La "Philosophie des formes symboliques" est donc une philosophie de la création. La forme symbolique ne doit pas être en effet confondue avec la matière première de la création, ni avec la source de l`acte créateur, mais elle représente le processus même de la création. Cassirer souligne que sa philosophie n'est pas une métaphysique (tournée vers l`Être), ni une psychologie (intéressée par la conscience elle-même), ni la pure conscience ni l`Être pur n'intéressent sa philosophie. Toute donnée immédiate est déjà un complexe "matériel - spirituel",  c'est un "creatum", le germe d'une forme symbolique. 

Et si Cassirer ne se penche ni sur l'Etre pur ni sur la conscience pure, c`est que pour lui, il n'y a en fait ni Être pur, ni conscience pure, ni donnée pure. Le monde des formes symboliques est le monde de la vie, et la philosophie des formes symboliques, qui culmine dans le langage mathématique, est une philosophie essentiellement optimiste qui poursuit la libération de l`homme par lui-même, à travers le symbolisme. Elle poursuit dans le même temps une finalité ultime, l`union de tous les êtres humains. Le retour au monde des signes constitue l`étape préparatoire de ce départ décisif qui lancera l`esprit à la conquête du monde qui lui est propre : le monde de l`idée. ll nous faut vivre par les symboles ou mourir dans la chair....

 

Ernst Cassirer (1874-1945) 

Né à Breslau, contraint à l'exil après la prise du pouvoir en Allemagne par Hitler en 1933 (Oxford, Göteborg, New-York), le philosophe Ernst Cassirer ne semble aujourd'hui subsister que par ses grands ouvrages d'histoire de la philosophie ("Individuum und Kosmos in der Philosophie der Renaissance", 1927, "Die Philosophie der Aufklärung", 1932, Kants Leben und Lehre, ). Et s'il reste d'usage de l'associer aux néo-kantismes des années 1870-1920 ou à l'école de Marburg, fondée par Hermann Cohen, - et dont Cassirer suit l'enseignement en 1896 -, et Paul Natorp, son oeuvre, considérable,  tente de formaliser une nouvelle approche de notre prise de conscience de notre humanité, une philosophie de la culture et des formes symboliques.
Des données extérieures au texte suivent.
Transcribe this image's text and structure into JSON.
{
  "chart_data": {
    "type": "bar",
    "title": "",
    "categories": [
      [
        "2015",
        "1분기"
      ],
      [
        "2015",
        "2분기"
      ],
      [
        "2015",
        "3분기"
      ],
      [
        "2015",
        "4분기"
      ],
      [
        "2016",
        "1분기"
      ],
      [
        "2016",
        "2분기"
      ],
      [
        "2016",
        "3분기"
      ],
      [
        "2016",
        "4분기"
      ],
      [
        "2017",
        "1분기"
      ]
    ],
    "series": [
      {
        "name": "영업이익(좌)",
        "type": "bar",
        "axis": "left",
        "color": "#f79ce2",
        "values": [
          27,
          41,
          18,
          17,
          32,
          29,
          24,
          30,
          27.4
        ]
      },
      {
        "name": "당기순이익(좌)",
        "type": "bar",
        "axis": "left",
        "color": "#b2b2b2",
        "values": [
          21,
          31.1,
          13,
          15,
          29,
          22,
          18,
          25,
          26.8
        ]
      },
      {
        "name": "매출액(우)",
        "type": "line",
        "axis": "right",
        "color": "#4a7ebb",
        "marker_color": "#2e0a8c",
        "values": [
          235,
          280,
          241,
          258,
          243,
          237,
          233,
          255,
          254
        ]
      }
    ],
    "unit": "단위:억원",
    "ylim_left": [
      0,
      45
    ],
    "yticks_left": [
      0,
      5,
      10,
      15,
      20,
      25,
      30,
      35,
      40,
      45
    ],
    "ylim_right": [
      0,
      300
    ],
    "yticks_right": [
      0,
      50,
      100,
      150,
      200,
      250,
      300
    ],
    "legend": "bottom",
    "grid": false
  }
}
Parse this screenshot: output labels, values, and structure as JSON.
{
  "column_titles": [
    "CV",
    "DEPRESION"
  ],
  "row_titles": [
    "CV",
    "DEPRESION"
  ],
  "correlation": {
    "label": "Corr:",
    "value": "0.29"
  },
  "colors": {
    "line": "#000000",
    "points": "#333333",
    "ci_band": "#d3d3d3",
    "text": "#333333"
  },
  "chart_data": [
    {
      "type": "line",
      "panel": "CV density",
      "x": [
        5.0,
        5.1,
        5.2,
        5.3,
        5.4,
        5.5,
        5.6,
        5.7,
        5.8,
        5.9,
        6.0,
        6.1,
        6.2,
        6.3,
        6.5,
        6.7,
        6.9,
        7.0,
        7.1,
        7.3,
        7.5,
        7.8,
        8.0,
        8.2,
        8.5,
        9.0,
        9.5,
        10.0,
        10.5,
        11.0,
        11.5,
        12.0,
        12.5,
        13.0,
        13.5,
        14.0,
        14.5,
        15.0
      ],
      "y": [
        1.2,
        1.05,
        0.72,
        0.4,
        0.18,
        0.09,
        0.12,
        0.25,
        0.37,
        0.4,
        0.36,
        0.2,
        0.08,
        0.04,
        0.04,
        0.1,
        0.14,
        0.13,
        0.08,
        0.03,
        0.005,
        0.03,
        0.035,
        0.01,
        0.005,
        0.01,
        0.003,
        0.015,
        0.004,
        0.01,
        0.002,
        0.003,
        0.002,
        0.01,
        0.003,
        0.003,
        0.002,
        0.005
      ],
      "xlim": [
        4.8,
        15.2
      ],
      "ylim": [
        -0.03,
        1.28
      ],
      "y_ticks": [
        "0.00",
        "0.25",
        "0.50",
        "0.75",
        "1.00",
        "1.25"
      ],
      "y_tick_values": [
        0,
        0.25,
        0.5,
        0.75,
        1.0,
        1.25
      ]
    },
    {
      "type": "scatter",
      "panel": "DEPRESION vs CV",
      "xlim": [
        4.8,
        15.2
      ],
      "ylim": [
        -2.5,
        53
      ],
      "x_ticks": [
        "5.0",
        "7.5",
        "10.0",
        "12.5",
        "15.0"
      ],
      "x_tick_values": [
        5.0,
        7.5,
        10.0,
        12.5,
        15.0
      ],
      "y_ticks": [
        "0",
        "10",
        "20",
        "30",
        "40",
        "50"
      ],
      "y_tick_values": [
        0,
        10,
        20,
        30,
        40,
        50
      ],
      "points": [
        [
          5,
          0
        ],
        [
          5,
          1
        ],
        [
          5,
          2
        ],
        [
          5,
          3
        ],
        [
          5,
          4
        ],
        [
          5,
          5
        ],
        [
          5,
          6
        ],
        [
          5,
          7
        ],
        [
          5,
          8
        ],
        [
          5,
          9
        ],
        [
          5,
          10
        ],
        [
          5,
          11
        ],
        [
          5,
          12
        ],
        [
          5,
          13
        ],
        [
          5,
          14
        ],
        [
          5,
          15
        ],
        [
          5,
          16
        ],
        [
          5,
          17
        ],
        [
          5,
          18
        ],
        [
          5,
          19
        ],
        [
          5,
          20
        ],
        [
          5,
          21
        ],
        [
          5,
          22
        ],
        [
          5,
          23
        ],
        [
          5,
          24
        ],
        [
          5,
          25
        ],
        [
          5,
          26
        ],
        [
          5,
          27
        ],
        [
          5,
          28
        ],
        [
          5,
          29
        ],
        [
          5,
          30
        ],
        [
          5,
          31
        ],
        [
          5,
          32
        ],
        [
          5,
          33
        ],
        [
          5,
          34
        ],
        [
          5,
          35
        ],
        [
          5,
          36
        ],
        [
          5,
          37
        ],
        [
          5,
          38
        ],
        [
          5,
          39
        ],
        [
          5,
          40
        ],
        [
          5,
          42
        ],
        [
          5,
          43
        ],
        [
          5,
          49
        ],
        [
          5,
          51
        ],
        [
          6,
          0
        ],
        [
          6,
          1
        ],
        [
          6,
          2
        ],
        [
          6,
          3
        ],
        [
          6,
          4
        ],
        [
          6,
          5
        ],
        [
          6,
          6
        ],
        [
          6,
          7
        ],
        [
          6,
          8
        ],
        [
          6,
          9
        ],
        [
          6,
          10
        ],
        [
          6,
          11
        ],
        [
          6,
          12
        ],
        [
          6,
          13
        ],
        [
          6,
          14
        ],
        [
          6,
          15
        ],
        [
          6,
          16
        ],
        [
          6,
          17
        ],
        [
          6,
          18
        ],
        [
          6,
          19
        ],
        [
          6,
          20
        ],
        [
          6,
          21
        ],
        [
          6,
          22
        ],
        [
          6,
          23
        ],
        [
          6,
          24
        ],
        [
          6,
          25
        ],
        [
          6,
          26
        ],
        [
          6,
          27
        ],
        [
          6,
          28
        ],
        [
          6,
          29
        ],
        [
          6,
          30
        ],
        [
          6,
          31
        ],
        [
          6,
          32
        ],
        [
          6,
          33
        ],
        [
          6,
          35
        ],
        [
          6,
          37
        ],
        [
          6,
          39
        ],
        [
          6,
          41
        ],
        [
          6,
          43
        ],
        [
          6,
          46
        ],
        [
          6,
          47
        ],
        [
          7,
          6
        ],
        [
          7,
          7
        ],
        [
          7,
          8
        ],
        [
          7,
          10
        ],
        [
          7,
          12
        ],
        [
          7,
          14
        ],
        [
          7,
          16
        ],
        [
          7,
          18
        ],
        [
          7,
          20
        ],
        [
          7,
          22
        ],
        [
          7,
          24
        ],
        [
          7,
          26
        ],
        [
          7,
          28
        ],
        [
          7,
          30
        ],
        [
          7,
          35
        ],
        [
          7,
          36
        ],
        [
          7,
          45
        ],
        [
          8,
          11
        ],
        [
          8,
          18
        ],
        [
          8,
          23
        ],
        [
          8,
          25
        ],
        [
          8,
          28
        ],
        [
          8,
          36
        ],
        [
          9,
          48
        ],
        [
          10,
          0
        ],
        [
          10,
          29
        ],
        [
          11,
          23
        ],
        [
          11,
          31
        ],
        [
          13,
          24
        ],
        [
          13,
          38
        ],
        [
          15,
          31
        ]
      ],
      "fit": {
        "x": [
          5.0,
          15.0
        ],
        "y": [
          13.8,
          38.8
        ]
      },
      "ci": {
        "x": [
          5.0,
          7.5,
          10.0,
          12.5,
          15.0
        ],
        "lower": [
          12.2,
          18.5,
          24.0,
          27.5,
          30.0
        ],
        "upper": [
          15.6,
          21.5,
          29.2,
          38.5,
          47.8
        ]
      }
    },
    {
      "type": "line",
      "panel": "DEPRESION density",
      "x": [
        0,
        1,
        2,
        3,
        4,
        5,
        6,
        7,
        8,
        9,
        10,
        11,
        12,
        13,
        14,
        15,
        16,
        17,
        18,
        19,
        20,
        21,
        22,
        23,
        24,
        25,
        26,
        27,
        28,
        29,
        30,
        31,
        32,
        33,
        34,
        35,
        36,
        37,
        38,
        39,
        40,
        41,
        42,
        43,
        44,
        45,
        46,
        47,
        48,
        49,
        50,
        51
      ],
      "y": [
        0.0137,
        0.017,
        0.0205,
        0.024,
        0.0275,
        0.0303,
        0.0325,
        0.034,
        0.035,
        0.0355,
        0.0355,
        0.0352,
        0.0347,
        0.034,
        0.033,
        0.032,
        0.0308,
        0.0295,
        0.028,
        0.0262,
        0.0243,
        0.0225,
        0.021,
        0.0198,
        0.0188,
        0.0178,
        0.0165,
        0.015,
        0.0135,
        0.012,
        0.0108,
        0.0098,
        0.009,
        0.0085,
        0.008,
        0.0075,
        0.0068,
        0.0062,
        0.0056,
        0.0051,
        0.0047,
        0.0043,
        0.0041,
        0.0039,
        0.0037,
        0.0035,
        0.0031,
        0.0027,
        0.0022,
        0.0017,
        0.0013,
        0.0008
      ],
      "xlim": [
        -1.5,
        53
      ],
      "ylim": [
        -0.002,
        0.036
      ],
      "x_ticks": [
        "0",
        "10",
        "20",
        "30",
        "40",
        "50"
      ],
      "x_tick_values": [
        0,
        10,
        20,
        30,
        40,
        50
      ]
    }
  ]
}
Ernst Cassirer apparaît à l'origine comme un commentateur de l'œuvre de Kant, un commentateur d'une érudition incomparable et d'une curiosité insatiable dans un contexte culturel qui n'est plus celui de Kant et du XVIIIe siècle ou du XIXe pensé par Hegel. Les sciences sociales, les mathématiques, la physique ont envahi le champ de la connaissance (Zur Einsteinschen Relativitätstheorie. Erkenntnistheoretische Betrachtungen, 1921). 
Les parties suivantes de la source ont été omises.